13. pipeline meter Sai Si stress monitoring method according to claim 11, which is characterized in that the adjustment stress Monitor the initial value of the range of sensor (1), comprising:

Position of the mobile fastening nut (15) on the outer protection tube (18), squeezes the spring (14), described in stretching Vibratory string (17), so as to adjust the amount of stress that is subject to of the monitoring pipeline (4) compressive deformation of the stress monitoring sensor (1) The stress being subject to when compressive deformation occurs for journey initial value, the pipeline (4) for expanding stress monitoring sensor (1) monitoring Range；

Position of the mobile fastening nut (15) on the outer protection tube (18), loosens the spring (14), described in compression Vibratory string (17), so as to adjust the amount of stress that is subject to of the monitoring pipeline (4) tensile deformation of the stress monitoring sensor (1) The stress being subject to when tensile deformation occurs for journey initial value, the pipeline (4) for expanding stress monitoring sensor (1) monitoring Range.

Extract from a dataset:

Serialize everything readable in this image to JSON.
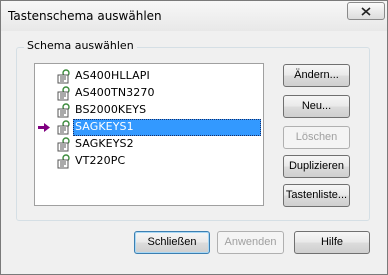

14. pipeline meter Sai Si stress monitoring method according to claim 11, which is characterized in that described to work as the pipeline (4) by deformation when, the excitation coil (16) of the stress monitoring sensor (1) acquires the stress value of the pipeline (4), Include:

When deformation occurs for the pipeline (4), between two be welded on the outer wall of the pipeline (4) the fixinig plate (13) Distance change；

Deformation occurs for vibratory string (17) described in two fixinig plate (13) synchronous drives；

The excitation coil (16) motivates the vibratory string (17) to vibrate, and acquires vibration frequency.

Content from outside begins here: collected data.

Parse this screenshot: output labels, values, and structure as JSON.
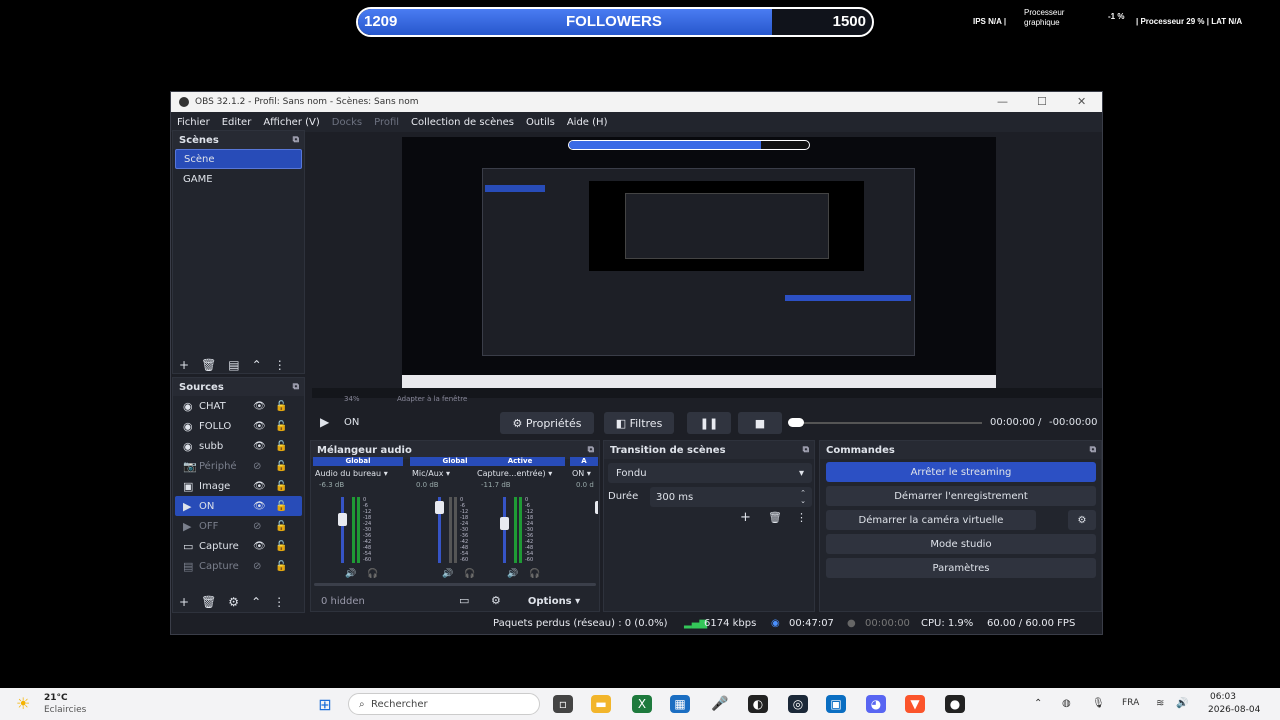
{
  "overlay": {
    "current": "1209",
    "label": "FOLLOWERS",
    "goal": "1500",
    "progress_fraction": 0.806
  },
  "perf": {
    "ips_label": "IPS",
    "ips_value": "N/A",
    "cpu_gfx_label": "Processeur\ngraphique",
    "delta": "-1 %",
    "cpu_label": "Processeur",
    "cpu_value": "29 %",
    "lat_label": "LAT",
    "lat_value": "N/A"
  },
  "window": {
    "title": "OBS 32.1.2 - Profil: Sans nom - Scènes: Sans nom"
  },
  "menu": [
    "Fichier",
    "Editer",
    "Afficher (V)",
    "Docks",
    "Profil",
    "Collection de scènes",
    "Outils",
    "Aide (H)"
  ],
  "scenes": {
    "title": "Scènes",
    "items": [
      "Scène",
      "GAME"
    ]
  },
  "sources": {
    "title": "Sources",
    "items": [
      "CHAT",
      "FOLLO",
      "subb",
      "Périphé",
      "Image",
      "ON",
      "OFF",
      "Capture",
      "Capture"
    ]
  },
  "preview": {
    "zoom": "34%",
    "fit": "Adapter à la fenêtre"
  },
  "controls": {
    "source_name": "ON",
    "properties": "Propriétés",
    "filters": "Filtres",
    "time": "00:00:00",
    "sep": "/",
    "remaining": "-00:00:00"
  },
  "mixer": {
    "title": "Mélangeur audio",
    "channels": [
      {
        "header": "Global",
        "name": "Audio du bureau",
        "db": "-6.3 dB"
      },
      {
        "header": "Global",
        "name": "Mic/Aux",
        "db": "0.0 dB"
      },
      {
        "header": "Active",
        "name": "Capture...entrée)",
        "db": "-11.7 dB"
      },
      {
        "header": "A",
        "name": "ON",
        "db": "0.0 d"
      }
    ],
    "scale": [
      "0",
      "-6",
      "-12",
      "-18",
      "-24",
      "-30",
      "-36",
      "-42",
      "-48",
      "-54",
      "-60"
    ],
    "hidden": "0 hidden",
    "options": "Options"
  },
  "transition": {
    "title": "Transition de scènes",
    "type": "Fondu",
    "duration_label": "Durée",
    "duration": "300 ms"
  },
  "commands": {
    "title": "Commandes",
    "buttons": [
      "Arrêter le streaming",
      "Démarrer l'enregistrement",
      "Démarrer la caméra virtuelle",
      "Mode studio",
      "Paramètres"
    ]
  },
  "status": {
    "dropped": "Paquets perdus (réseau) : 0 (0.0%)",
    "bitrate": "6174 kbps",
    "stream_time": "00:47:07",
    "rec_time": "00:00:00",
    "cpu": "CPU: 1.9%",
    "fps": "60.00 / 60.00 FPS"
  },
  "taskbar": {
    "temp": "21°C",
    "weather": "Eclaircies",
    "search": "Rechercher",
    "lang": "FRA",
    "time": "06:03",
    "date": "2026-08-04"
  },
  "colors": {
    "accent": "#284cb8",
    "bar_fill": "#3a6ae6",
    "panel": "#22252d"
  }
}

15. pipeline meter Sai Si stress monitoring method according to claim 10, which is characterized in that the collector (32) will The collected axial tension stress and the circumference stress value are transferred to host computer, comprising:

The collected axial tension stress and the circumference stress value are transferred to the communication module by the collector (32) (33)；

The axial tension stress received and the circumference stress value are uploaded to the host computer by the communication module (33).

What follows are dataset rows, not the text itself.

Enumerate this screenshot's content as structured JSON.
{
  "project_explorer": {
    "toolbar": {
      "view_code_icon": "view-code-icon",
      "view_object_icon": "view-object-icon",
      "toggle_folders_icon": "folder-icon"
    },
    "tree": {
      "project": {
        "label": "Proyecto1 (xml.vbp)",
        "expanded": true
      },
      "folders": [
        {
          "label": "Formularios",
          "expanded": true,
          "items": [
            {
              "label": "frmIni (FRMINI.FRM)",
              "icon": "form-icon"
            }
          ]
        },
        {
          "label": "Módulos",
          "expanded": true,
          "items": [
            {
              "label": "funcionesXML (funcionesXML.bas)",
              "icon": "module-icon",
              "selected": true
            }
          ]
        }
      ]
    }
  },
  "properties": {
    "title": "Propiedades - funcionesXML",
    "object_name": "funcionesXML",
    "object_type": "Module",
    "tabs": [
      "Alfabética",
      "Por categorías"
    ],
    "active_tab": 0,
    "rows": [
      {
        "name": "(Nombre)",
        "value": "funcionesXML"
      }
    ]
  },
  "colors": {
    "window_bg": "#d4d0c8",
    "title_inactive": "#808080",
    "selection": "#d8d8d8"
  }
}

16. according to the pipeline meter Sai Si stress monitoring method described in any one of claim 10, which is characterized in that the host computer root According to the circumference stress value and the axial tension stress of the pipeline (4) received calculate the pipeline most rice plug this Stress value, comprising:

The section for taking the pipeline (4) is established cartesian coordinate system by origin of center location, is obtained each along the pipeline (4) coordinate of stress monitoring sensor (1) installation site of axial direction setting；

There are the relationship of following first formula between the described four stress monitoring sensors (1) being in axial direction arranged, according to Transverse and longitudinal coordinate, radius and the stress value of four stress monitoring sensors (1) installation site determine the parameter value of undetermined parameter:

Ax+by+cr+pz=1

Wherein, a, b, c, p are the undetermined coefficient,

X is the abscissa of stress monitoring sensor (1) installation site,

Y is the ordinate of stress monitoring sensor (1) installation site,

R is the radius of stress monitoring sensor (1) installation site,

Z is the stress value of the stress monitoring sensor (1)；

The parameter value of the determining undetermined parameter is substituted into following second formula, obtains maximum axial stress value:

By the maximum axial stress value and circumferentially direction setting the stress monitoring sensor (1) stress value substitute under It states third formula and obtains described most this stress of rice plug:

Wherein, E is elasticity modulus；

|ε_E| for the stress value of the stress monitoring sensor (1) in circumferential direction.

17. pipeline meter Sai Si stress monitoring method according to claim 10, which is characterized in that the method also includes:

This stress of the most rice plug for the pipeline (4) that the host computer is obtained judges the pipeline compared with yield limit (4) whether in a safe condition.